Robert Hollman named his friend, attorney Jan de Pont, as executor of his last will and first President of the Foundation, with the important task of building a state-of-the-art Pilot Centre for the medical and social recovery of blind children with other disabilities. This Centre was built in Cannero Riviera and inaugurated on 21 July 1979.
Management of the Cannero Centre was entrusted to Dr Francesco Fonio, the local medical practitioner and friend of Robert Hollman.

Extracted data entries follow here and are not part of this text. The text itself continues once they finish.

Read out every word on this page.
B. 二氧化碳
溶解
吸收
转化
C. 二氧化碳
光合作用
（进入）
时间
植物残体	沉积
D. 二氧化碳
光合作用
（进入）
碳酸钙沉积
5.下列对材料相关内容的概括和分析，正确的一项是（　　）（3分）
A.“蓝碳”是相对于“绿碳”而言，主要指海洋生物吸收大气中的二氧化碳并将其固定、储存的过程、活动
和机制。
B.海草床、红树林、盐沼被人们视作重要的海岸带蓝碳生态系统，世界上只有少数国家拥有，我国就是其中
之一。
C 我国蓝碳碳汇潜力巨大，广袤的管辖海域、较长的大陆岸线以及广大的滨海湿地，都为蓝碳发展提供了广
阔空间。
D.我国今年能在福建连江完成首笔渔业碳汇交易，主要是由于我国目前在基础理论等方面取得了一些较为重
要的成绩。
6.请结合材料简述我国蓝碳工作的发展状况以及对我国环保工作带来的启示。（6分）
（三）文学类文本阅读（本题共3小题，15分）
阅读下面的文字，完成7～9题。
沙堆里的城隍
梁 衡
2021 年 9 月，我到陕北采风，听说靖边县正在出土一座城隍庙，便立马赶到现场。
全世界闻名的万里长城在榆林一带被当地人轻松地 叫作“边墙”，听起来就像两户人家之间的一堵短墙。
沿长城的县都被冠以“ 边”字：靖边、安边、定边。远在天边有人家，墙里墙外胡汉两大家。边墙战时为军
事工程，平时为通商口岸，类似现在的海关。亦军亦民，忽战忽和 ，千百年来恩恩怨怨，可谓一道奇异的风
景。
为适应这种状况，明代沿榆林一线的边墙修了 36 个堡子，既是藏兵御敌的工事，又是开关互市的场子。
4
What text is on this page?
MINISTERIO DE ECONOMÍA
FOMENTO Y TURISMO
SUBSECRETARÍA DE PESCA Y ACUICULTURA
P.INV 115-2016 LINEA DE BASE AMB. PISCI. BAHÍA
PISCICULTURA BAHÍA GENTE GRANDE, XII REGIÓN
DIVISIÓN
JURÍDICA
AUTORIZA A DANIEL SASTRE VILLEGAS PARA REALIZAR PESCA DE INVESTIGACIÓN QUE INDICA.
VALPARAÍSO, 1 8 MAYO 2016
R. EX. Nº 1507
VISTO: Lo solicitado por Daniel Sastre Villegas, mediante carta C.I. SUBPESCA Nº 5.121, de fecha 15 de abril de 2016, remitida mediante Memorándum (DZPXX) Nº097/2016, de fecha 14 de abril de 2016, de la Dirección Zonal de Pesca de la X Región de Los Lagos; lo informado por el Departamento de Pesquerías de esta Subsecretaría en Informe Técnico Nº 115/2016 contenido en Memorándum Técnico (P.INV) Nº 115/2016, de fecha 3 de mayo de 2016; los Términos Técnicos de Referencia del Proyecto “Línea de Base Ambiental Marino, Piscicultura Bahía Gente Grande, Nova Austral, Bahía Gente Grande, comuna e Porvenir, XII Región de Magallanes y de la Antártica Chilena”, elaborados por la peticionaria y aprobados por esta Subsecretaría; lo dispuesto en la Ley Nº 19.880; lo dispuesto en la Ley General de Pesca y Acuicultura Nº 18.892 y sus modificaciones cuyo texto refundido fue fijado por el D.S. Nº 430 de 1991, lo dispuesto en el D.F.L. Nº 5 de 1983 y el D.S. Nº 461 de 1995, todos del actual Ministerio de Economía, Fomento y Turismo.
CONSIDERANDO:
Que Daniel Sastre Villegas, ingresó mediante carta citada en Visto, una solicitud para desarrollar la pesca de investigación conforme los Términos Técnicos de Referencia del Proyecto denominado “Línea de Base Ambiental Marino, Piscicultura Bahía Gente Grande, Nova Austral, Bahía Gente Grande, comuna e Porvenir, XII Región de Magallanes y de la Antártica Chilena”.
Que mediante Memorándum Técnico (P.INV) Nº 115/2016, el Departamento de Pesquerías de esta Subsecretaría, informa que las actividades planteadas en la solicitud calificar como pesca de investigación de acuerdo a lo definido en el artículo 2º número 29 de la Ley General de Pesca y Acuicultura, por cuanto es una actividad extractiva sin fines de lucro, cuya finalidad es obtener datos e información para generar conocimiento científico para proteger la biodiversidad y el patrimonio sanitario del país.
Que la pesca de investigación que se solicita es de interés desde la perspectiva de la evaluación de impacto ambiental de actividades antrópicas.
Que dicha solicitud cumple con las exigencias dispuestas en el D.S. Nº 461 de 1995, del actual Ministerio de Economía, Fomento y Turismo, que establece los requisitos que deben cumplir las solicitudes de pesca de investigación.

In 1986 a fire on the premises caused activities to be transferred - in the first instance for the emergency reception of the children treated in Cannero - to the L. Configliachi Institute for the blind in Padua, with which there had been a close collaboration. This choice reflected also the Foundation’s wish to have a seat in a University city.
The Cannero Centre was rebuilt and since 1990 mothers and their visually impaired child have been coming to the Centre for early intervention treatments. The program belonging to this approach is organized in residential stays of 2 to 3 weeks.
Meanwhile the activities of the Centre in Padua, aimed at diagnosis and rehabilitation of visually impaired children, continued successfully. In 1997 the need was felt to extend the Centre due to the increasing number of children and to set up new strategies for diagnosis and rehabilitation.
At the beginning of 2003, the first stone was laid for the new seat of the Robert Hollman Foundation in Padua (in the Parco del Basso Isonzo) and the new building was inaugurated on 9 October 2004.